1.3. Tujuan dan Manfaat Penelitian 1.3.1. Tujuan Penelitian
Berdasarkan perumusan masalah di atas, maka tujuan yang hendak dicapai dalam penelitian ini adalah Untuk mendapatkan bukti empiris bahwa standar akuntansi internasional, IFRS, yang diterapkan secara konvergensi di Indonesia menyebabkan penurunan manajemen laba perusahaan-perusahaan selain bank dan lembaga keuangan.
11
1.3.2. Manfaat Penelitian
Hasil penelitian ini diharapkan dapat bermanfaat baik untuk praktisi maupun untuk akademisi dalam penelitian serupa selanjutnya. Manfaat yang dimaksud adalah sebagai berikut 1. Bagi pembuat standar dan regulator lainnya, penelitian ini diharapkan dapat memberi masukan dalam aplikasi standar internasional seperti IFRS. 2. Bagi pihak akademisi dan peneliti selanjutnya di Indonesia diharapkan penelitian atas manajemen laba dan IFRS ini dapat berkontribusi informasi bagi penelitian selanjutnya mengenai standar internasional dan manajemen laba. 3. Bagi para investor maupun user, penelitian ini diharapkan dapat meningkatkan pengetahuan mengenai kualitas akuntansi perusahaan dengan diterapkannya standar akuntansi internasional. 4. Bagi perusahaan, penelitian ini dapat memberikan informasi mengenai dampak konvergensi IFRS terhadap pelaporan keuangan yang dilakukan.

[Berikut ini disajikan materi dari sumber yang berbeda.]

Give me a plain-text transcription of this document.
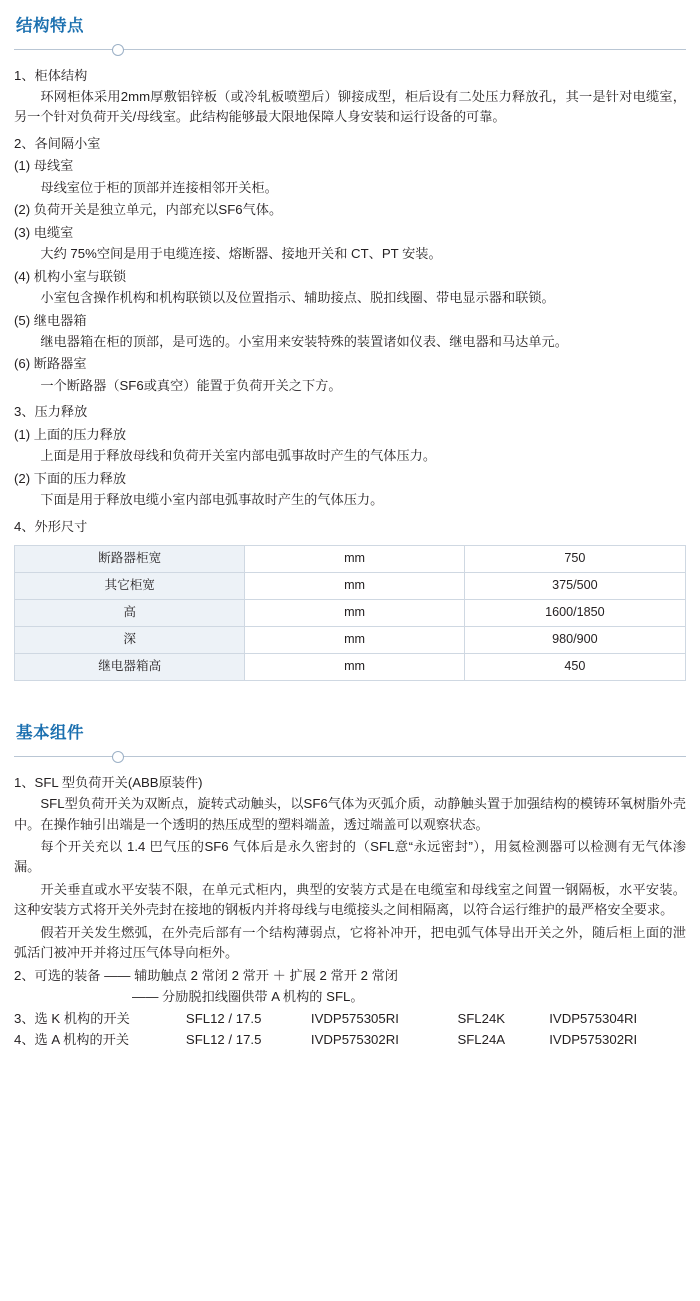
结构特点

1、柜体结构

环网柜体采用2mm厚敷铝锌板（或冷轧板喷塑后）铆接成型，柜后设有二处压力释放孔，其一是针对电缆室，另一个针对负荷开关/母线室。此结构能够最大限地保障人身安装和运行设备的可靠。

2、各间隔小室

(1) 母线室

母线室位于柜的顶部并连接相邻开关柜。

(2) 负荷开关是独立单元，内部充以SF6气体。

(3) 电缆室

大约 75%空间是用于电缆连接、熔断器、接地开关和 CT、PT 安装。

(4) 机构小室与联锁

小室包含操作机构和机构联锁以及位置指示、辅助接点、脱扣线圈、带电显示器和联锁。

(5) 继电器箱

继电器箱在柜的顶部，是可选的。小室用来安装特殊的装置诸如仪表、继电器和马达单元。

(6) 断路器室

一个断路器（SF6或真空）能置于负荷开关之下方。

3、压力释放

(1) 上面的压力释放

上面是用于释放母线和负荷开关室内部电弧事故时产生的气体压力。

(2) 下面的压力释放

下面是用于释放电缆小室内部电弧事故时产生的气体压力。

4、外形尺寸

断路器柜宽	mm	750
其它柜宽	mm	375/500
高	mm	1600/1850
深	mm	980/900
继电器箱高	mm	450
基本组件

1、SFL 型负荷开关(ABB原装件)

SFL型负荷开关为双断点，旋转式动触头，以SF6气体为灭弧介质，动静触头置于加强结构的模铸环氧树脂外壳中。在操作轴引出端是一个透明的热压成型的塑料端盖，透过端盖可以观察状态。

每个开关充以 1.4 巴气压的SF6 气体后是永久密封的（SFL意“永远密封”），用氦检测器可以检测有无气体渗漏。

开关垂直或水平安装不限，在单元式柜内，典型的安装方式是在电缆室和母线室之间置一钢隔板，水平安装。这种安装方式将开关外壳封在接地的钢板内并将母线与电缆接头之间相隔离，以符合运行维护的最严格安全要求。

假若开关发生燃弧，在外壳后部有一个结构薄弱点，它将补冲开，把电弧气体导出开关之外，随后柜上面的泄弧活门被冲开并将过压气体导向柜外。

2、可选的装备 —— 辅助触点 2 常闭 2 常开 ＋ 扩展 2 常开 2 常闭

—— 分励脱扣线圈供带 A 机构的 SFL。

3、选 K 机构的开关	SFL12 / 17.5	IVDP575305RI	SFL24K	IVDP575304RI
4、选 A 机构的开关	SFL12 / 17.5	IVDP575302RI	SFL24A	IVDP575302RI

1.4. Sistematika Pembahasan BAB I Pendahuluan Bab ini menjelaskan latar belakang permasalahan, perumusan masalah, batasan masalah, dan sistematika pembahasan. BAB II Tinjauan Pustaka
12
Bab ini menguraikan teori yang menjadi dasar dan penunjang dalam pembahasan masalah. BAB III Metode Penulisan Bab ini membahas metode yang dipakai dalam penulisan ini. BAB IV Hasil dan Pembahasan Bab ini menjelaskan mengenai pembahasan masalah tentang manajemen laba dalam penerapan IFRS dari hasil penelitian atau analisis kuantitatif yang telah dilakukan. BAB V Penutup Bab ini berisi kesimpulan dan saran yang diambil dari uraian pembahasan dan analisa yang dilakukan pada bab sebelumnya.